Название великого романа он произносит шепотом, и его теплое дыхание касается моей щеки. От Стивена все еще немного пахнет джином. Не вставая с его колен, я стаскиваю с себя фуфайку, чувствуя, как упирается в меня его твердое естество. Игра ему явно нравится, даже несмотря на то, что он по-прежнему привязан к креслу. Быть может, быть главным героем придуманной мною игры ему даже немного лестно. Не исключено, что сегодня Стивен впервые открыл для себя тот факт, что предвкушение и капитуляция тоже могут дарить удовольствие.
– Что я получу, когда выиграю? – спрашивает он и, скосив глаза, рассматривает ложбинку между моими грудями. Он уверен, что награда за следующий правильный ответ скрывается под чашечками моего лифчика. Мое тело – вот приз, который Стивен рассчитывает получить. Я смотрю на него, и на мгновение его лицо расплывается, черты утрачивают индивидуальность, и Стивен превращается в воплощение всех мужчин, которые считают нас своей собственностью – во всех тех молодых парней, которые хватали меня за зад на вечеринках и в барах, в старика, который шел за мной пять кварталов, когда я посмела не улыбнуться в ответ на его дурацкую шутку, в моего ухажера, который направил мою руку на собственный член через три секунды после того, как мы поцеловались в первый раз.
Да, Стивен абсолютно прозрачен и предсказуем! Просто поразительно, как этого до сих пор никто не понял. Впрочем, людям свойственно не замечать того, чего им видеть не хочется; нередко они просто начинают с умным видом рассказывать разные небылицы, отвлекаясь таким образом от того, что находится перед самым их носом.
– Ну и последняя цитата… «Я постоянно думаю о тебе». Ну, откуда?

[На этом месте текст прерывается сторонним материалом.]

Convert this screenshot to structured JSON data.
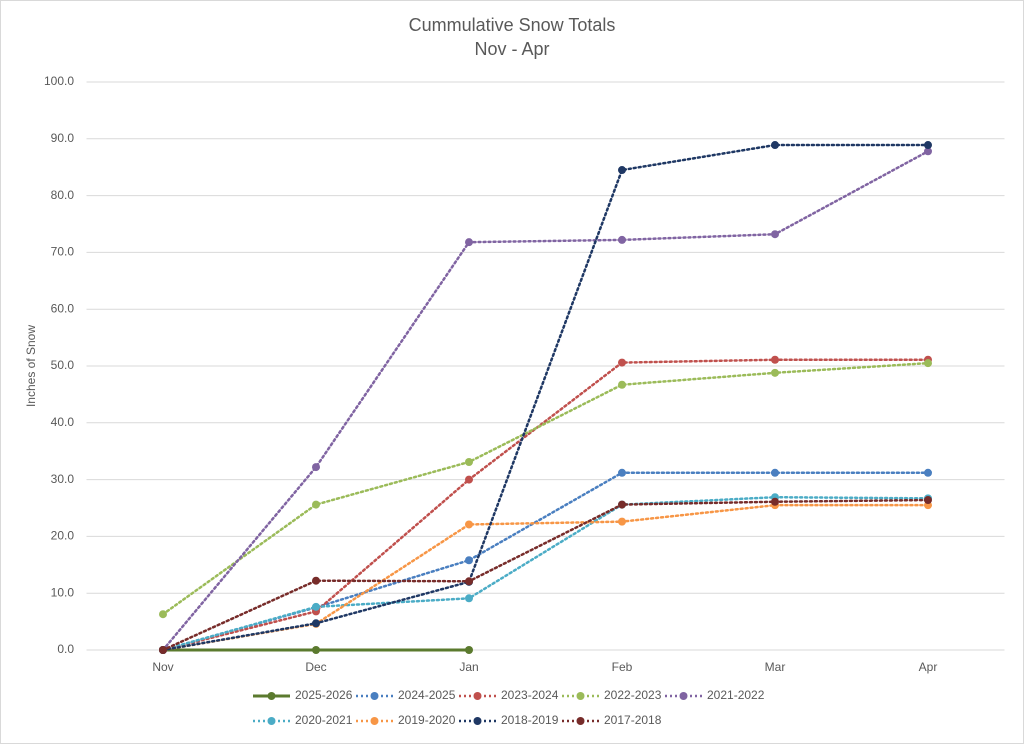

Он смотрит на меня с недоумением. Даже немного растерянно. Ничего удивительного – такие расхожие фразы встречаются чуть не в каждом плохом романе.
Я делаю шаг вперед.
– Ладно, даю подсказку… «Благодаря тебе я чувствую себя так хорошо, как никогда раньше».

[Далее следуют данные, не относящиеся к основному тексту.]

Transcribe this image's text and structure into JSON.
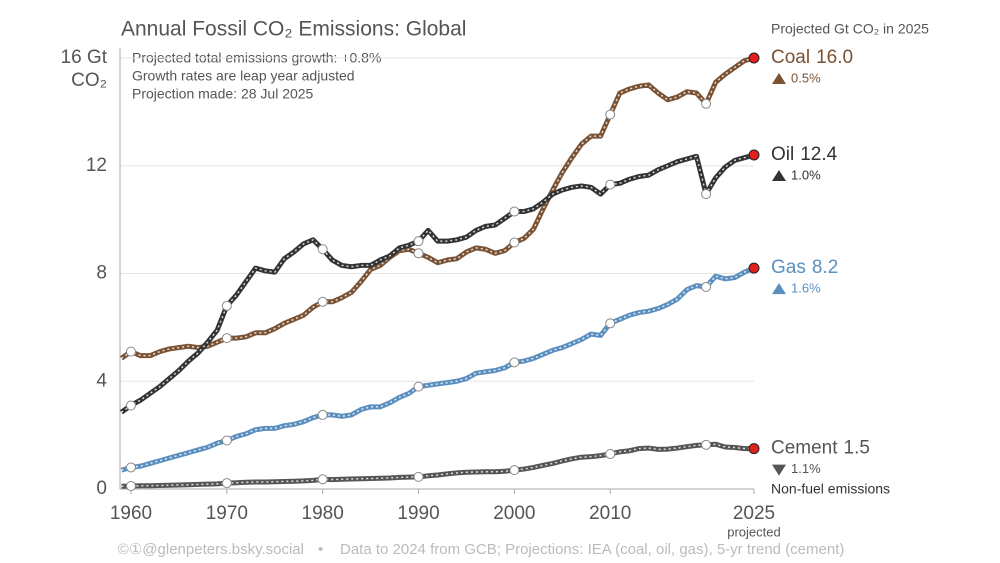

Но он по-прежнему не опознает цитату. Несмотря на наркотик, несмотря на скотч, которым он привязан к креслу, Стивен по-прежнему спокоен. Он уверен, что хорошо меня знает, что я не представляю для него опасности. Для него я просто Элли, его робкая, стеснительная подружка, которая с готовностью краснеет каждый раз, когда он говорит ей комплименты, любовница, которая позволяет ему обращаться с собой так, как ему хочется, девчонка, для которой он царь и бог. Простая, предсказуемая, надежная Элли… Ни одно мое действие, ни один поступок не заслуживают того, чтобы его обдумать, объяснить, угадать мотив. Ослепленный гордыней и самоуверенностью, он не замечает ничего, что не имеет к нему прямого отношения. Например, Стивен даже не спросил себя, откуда взялось кресло на колесах, к которому он привязан.